L'amour n'a pas d'âge
Que cela peut être horripilant, ces nids de curieuses qui radottent et déblatèrent avec une curiosité malsaine et une voix un peu pincée « Mais quand mêêêêmme, il est beaucoup plus âgé qu’elle ! » Et bien oui, une fois pour toute, qu’on se le dise, l’amour n’a pas d’âge.
Certaines aiment la peau douce et lisse des éphèbes, d’autres les traits marqués des hommes virils : les vieux ont été jeunes, les jeunes seront vieux et chacun y trouvera son compte.

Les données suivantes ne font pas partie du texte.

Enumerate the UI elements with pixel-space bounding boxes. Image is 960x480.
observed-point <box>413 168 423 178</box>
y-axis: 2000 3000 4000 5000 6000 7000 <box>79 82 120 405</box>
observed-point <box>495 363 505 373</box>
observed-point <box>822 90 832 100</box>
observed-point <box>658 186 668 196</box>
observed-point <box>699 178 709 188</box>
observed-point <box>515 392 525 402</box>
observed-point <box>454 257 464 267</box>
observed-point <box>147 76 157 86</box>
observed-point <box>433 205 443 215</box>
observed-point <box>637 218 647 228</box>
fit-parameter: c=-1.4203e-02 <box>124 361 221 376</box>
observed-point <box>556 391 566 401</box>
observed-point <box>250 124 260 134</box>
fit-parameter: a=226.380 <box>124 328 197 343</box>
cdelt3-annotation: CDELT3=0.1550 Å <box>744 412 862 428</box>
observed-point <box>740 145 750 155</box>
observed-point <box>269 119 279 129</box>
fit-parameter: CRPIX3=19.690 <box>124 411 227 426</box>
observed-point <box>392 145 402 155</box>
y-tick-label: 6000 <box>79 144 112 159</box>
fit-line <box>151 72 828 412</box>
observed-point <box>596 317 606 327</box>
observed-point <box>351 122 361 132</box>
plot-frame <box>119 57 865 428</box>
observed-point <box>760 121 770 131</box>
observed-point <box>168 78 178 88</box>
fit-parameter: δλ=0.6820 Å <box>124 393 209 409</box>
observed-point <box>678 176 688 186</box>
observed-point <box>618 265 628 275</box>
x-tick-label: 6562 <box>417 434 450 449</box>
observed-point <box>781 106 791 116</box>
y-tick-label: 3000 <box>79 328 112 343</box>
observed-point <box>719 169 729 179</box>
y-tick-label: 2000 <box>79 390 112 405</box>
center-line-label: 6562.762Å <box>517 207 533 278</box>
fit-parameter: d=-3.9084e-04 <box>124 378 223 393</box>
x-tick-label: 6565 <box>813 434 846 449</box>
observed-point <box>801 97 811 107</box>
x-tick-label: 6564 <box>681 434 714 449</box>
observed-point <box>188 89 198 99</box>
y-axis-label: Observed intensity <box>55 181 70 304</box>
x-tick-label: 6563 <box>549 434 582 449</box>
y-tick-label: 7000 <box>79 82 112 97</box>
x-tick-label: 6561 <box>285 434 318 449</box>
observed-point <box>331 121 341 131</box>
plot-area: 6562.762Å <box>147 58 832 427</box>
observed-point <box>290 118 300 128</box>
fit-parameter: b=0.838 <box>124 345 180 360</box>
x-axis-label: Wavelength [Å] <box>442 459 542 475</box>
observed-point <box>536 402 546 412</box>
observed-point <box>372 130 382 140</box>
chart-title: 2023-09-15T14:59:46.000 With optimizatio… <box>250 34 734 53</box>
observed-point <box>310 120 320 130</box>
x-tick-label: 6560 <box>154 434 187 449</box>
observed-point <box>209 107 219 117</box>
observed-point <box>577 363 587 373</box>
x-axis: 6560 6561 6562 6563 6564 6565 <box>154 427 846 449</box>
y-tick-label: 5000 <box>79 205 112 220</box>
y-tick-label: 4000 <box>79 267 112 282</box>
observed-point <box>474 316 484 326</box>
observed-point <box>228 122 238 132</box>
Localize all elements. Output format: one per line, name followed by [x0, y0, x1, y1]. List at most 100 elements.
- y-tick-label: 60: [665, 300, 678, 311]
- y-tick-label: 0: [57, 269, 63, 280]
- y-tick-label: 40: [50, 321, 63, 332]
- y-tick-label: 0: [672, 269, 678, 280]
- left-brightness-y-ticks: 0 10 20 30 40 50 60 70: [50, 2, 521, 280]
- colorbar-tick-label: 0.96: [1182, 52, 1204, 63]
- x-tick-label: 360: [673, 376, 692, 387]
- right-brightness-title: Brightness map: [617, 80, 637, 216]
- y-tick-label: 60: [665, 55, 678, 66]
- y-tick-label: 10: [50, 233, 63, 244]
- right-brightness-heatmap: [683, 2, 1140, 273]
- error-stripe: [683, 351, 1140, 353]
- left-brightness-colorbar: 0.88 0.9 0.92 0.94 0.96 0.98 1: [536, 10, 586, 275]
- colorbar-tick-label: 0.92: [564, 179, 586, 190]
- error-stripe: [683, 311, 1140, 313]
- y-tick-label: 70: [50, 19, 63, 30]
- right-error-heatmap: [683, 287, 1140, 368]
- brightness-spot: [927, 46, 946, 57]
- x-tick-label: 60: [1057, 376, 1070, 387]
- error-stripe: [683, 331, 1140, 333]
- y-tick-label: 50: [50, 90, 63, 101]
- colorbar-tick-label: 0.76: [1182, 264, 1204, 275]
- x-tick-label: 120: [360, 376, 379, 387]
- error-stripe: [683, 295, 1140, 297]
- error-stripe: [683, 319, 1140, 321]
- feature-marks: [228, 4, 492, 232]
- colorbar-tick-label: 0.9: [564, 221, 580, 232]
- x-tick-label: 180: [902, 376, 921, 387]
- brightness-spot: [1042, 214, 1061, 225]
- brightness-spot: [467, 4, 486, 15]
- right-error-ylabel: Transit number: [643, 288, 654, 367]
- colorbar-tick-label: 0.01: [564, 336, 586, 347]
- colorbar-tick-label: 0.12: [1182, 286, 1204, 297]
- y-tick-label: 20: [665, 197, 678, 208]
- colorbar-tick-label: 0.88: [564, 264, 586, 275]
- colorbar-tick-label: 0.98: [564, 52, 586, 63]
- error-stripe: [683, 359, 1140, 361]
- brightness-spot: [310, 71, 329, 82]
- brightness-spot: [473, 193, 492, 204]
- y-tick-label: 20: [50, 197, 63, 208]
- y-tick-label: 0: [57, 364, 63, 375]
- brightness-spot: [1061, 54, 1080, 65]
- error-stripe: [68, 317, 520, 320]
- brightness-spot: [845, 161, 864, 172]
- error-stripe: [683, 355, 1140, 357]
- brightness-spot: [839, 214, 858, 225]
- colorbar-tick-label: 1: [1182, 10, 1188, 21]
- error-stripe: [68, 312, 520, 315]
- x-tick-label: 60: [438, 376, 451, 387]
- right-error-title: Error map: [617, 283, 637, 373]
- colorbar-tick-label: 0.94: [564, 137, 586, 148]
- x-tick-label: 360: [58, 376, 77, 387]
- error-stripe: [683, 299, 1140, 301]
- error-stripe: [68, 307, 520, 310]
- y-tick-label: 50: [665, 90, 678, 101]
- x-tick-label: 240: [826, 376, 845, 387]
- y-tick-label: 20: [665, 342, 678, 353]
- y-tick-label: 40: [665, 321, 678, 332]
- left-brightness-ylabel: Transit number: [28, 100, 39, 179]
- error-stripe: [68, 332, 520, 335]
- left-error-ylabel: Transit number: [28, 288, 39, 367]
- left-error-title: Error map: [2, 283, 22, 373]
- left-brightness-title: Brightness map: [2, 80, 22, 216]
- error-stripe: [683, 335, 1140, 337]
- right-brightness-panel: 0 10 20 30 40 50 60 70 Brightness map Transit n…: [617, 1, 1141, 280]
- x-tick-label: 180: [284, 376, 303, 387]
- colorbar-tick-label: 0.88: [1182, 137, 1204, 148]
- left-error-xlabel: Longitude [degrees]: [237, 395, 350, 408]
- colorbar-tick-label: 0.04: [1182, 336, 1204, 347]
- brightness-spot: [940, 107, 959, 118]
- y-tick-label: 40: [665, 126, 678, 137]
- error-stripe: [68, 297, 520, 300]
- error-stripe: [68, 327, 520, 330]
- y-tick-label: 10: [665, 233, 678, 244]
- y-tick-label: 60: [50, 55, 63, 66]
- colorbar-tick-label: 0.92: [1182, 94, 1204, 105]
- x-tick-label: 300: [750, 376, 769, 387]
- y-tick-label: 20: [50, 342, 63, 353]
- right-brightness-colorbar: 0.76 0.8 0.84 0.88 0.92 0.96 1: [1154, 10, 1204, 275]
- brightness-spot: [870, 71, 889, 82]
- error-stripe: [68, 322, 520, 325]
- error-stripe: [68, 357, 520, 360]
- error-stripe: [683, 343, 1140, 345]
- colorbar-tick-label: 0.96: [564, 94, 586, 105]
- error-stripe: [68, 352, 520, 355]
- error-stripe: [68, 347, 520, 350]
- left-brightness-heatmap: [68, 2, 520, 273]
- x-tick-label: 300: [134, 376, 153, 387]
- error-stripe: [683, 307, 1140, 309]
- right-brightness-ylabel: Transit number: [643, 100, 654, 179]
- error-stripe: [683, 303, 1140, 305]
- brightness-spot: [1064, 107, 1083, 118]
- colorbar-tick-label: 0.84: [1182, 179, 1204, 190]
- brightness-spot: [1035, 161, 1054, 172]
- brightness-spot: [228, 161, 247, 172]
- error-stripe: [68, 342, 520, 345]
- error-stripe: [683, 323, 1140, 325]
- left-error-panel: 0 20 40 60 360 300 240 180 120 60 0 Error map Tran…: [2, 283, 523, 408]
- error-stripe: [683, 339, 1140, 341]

Au risque de radoter moi aussi, je dirais que là encore, nous pouvons faire un parallèle entre les hommes et les vins. D’aucuns vont aimer la jeunesse d’un vin, sa candeur, sa timidité, parfois même sa spontanéité explosive, tandis que d’autres se laisseront séduire par la sagesse, le mystère et la complexité des arômes d’un vin qui a vieilli sereinement.
Oui, les vins évoluent avec le temps, ils changent, mais les terroirs s’expriment toujours. * Il y a ceux qui usent leurs défauts, ceux qui améliorent leur complexité ou encore ceux qui accumulent les stigmates du temps qui passe.
Mais faut-il choisir son camp définitivement ? Je ne crois pas… Les vins vieux, c’est une expérience à faire, indéniablement. Je suis embarrassée de vous dire ça car, pour dénicher un vin d’une année antérieure à notre naissance sans y laisser trop de plumes, il faut avoir le cœur bien accroché.
Mais n’oublions pas que les vins jeunes, eux aussi nous révèlent des merveilles. Il suffit d’entendre parler Michel Chapoutier de sa Marsanne*, décrire cette rigidité soutenue, cette amerture texturée… et dire haut et fort « Ce n’est pas parce qu’elle baisse les yeux qu’elle n’a pas de sensualité ».
Tout est là ! Ce que l’on recherche c’est le plaisir, la convivialité, un flirt rafraîchissant avec un vin dans la fleur de l’âge ou une relation spirituelle avec un vin dans la force de l’âge.
Faisons nous plaisir alors ! Filons visiter les vignobles, faisons les yeux doux aux vignerons pour qu’ils nous ouvrent leurs vieilles bouteilles et nous transmettent leur patrimoine. Usurpons une cave vide pour y stocker nos flacons qui sont encore dans leur prime jeunesse et armons nous de patience, car un jour ils auront pris quelques années (et nous quelques rides) et nous pourrons les déboucher avec ardeur pour en découvrir la "substantifique moëlle".
Mais ne philosophons pas trop, on m’a glissé à l’oreille que pour vivre vieux, et donc goûter nos vins qui reposent paisiblement, il faut prendre des douches froides (humm… moui), manger du chocolat noir amer (oui ! oui !) et faire beaucoup l’amour (***) ! Alors je me dis qu’à moins d’observer un (autre) cataclysme mondial, on devrait pouvoir s’en sortir.
Ecoutons donc les sages paroles du vigneron : si l’on n'a pas besoin d’être gynécologue pour faire l’amour, on n'a pas besoin d’être œnologue pour déguster. Alors tous à vos verres (soufflés bouche), portons un toast à la relation tumultueuse et passionnelle que nous entretenons avec le vin, qu’il soit jeune ou vieux, explosif ou timide et promettons-nous d’aimer à tout âge !
* De l’Orée 2001 - Ermitage Blanc
* Certaines idées sont nourris des propos passionnés de Michel Bettane et Michel Chapoutier
Pour les grandes occasions, vous pouvez garder dans un coin de votre calepin, l’adresse du restaurant Laurent, un étoilé avec une carte des vins comme il y en a peu paraît-il, ainsi qu’une terrasse offrant une vue superbe sur le Théâtre Marigny pour la saison estivale.